命運誰也猜不透,他似乎只給我在都市裡準備了心酸與苦澀。
背井離鄉十餘年,我已經從懵懂的少女,變成青春殘夢裡的孤雁,而當初的憧憬,彷彿變成了一個迷夢。
當我不得不兩手空空返回故鄉時,卻依然無法忘記孤身繁華時的夢痕。
不得不收起本沒有什麼可收拾的行囊,心急如焚地奔向故鄉,是因為奶奶生病的消息。
黎明之前,高樓林立的都市,新一天的喧囂就要再一次上演。
在這個晨曦朦朧的清晨,亮了一夜的街燈還沒熄滅,我孤獨地站在長途汽車站的門口。
我的身影如此單薄,我長長的黑髮,在夜露未消的晨曦與微風中,突然變得如此的沉重。
再一次顒望這座我曾拼搏過的繁華都市,我不知道自己什麼時候還會回來,不知道如果還能回來時,我的心裡是否還裝滿離去時的心酸和苦澀。
我知道,這一去,在眼前這望不盡的繁華里,不會再有人記得我曾來過,也不會殘留我絲毫的餘溫。
我用自己堅守的夢想,在繁華都市裡,固執地把自己的青春貌美,拋灑成了燥熱夜風中的孑孓螢火。而我這微不足道的微光,隨著我登上返回偏遠故鄉的客車后,城市繁華,不再淬鍊我漸遠的青春。
這是城市裡駛往我偏遠故鄉的第一班客車。
在這個我帶著夢想抵達的長途汽車站,直到我離去時,始終不曾有人喊出我的名字。
人海如潮的城市,急匆匆的長途汽車站,我如塵埃一般飄來,又如塵埃一般飄去。
自我踏入繁華都市那一刻,直到十餘年後我不得不返回故鄉,我始終不知道自己這樣一個來自大山的姑娘,能在繁華都市裡有什麼特別的待遇。
當我決定要離開拼搏過的繁華密林時,行囊里只剩下我到來時的夢,這個夢,我不得不重新帶回我的故鄉去。

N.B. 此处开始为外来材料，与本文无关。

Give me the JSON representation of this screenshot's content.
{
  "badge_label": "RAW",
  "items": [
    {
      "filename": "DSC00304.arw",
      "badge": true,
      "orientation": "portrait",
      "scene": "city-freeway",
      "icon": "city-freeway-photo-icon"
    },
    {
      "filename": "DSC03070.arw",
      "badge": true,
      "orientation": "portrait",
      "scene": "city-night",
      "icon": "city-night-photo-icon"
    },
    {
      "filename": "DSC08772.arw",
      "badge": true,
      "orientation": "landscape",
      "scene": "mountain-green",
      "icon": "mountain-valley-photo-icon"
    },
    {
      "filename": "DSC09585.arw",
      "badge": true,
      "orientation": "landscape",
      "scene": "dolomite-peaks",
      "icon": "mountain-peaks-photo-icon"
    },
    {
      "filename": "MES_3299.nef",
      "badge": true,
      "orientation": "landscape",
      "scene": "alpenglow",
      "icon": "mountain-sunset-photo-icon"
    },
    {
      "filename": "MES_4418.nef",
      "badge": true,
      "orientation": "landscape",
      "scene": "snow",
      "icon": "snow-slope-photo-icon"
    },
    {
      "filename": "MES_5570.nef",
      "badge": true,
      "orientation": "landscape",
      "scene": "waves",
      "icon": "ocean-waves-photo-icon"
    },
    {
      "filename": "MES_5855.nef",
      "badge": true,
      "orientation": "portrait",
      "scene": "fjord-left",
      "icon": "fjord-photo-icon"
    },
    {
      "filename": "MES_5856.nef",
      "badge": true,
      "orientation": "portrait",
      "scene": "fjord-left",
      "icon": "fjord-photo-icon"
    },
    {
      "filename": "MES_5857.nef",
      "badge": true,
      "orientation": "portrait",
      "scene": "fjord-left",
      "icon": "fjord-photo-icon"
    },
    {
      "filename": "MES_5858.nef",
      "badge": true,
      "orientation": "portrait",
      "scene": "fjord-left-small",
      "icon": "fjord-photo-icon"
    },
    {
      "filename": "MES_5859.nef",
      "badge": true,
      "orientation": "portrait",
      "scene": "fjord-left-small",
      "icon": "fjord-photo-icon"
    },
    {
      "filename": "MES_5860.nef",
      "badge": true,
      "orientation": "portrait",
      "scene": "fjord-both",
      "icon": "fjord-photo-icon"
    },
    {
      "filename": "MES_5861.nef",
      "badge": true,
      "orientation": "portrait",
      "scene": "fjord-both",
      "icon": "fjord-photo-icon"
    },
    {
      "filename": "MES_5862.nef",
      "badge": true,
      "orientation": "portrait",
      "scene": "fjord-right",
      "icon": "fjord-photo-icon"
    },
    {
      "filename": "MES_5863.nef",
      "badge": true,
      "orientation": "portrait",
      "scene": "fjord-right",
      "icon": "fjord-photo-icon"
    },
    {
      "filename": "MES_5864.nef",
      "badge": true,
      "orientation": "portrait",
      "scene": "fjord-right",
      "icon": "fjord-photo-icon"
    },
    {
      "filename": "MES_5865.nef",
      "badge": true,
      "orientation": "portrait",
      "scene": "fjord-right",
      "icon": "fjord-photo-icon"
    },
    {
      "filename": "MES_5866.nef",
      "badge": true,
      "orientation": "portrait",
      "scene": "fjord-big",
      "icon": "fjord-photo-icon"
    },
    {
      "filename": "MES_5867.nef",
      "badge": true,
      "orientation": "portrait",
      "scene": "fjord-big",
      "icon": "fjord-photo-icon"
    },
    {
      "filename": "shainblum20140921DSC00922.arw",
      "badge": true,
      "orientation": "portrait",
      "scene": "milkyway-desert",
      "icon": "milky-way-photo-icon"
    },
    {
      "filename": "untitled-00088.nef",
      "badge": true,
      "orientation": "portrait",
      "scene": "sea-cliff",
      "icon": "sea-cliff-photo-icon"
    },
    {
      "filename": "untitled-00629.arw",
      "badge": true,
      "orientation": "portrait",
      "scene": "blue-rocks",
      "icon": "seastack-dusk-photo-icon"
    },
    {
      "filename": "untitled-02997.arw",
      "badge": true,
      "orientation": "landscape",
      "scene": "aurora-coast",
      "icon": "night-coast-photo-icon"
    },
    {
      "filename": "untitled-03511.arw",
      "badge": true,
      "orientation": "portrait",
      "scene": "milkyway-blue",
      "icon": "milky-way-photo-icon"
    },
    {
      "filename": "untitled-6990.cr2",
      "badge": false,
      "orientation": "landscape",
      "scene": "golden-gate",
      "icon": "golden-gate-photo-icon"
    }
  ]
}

在晨曦朦朧中,我站在長途車站門口,對著快要蘇醒的繁華,孤獨地揮揮手,再一次把淚水暗暗咽下,輕聲地說一聲:「再見了,所有人;再見了,我用固執澆築的心酸和苦澀。」
「太陽出來啰喂,喜洋洋哦啷啰,挑起扁擔啷啷扯、匡扯,上山崗歐啷啰……」
年幼之時,我年幼得還無法說出整句讓人聽得懂的話的時候,便會哼唱這首民歌。
我出生在偏遠的山村,偏遠得聞不見絲毫繁華的餘味。
每當父母親、爺爺奶奶去地里幹活時,他們通常把我丟在幹活的田地邊,任我亂爬亂滾。因此,我是聞著泥土的味道長大的。
他們會一邊幹活,一邊唱這首民歌給我聽,不厭其煩地一遍又一遍,逗得我咯咯笑。他們會唱的歌不多,或許認為這一首能逗我開心。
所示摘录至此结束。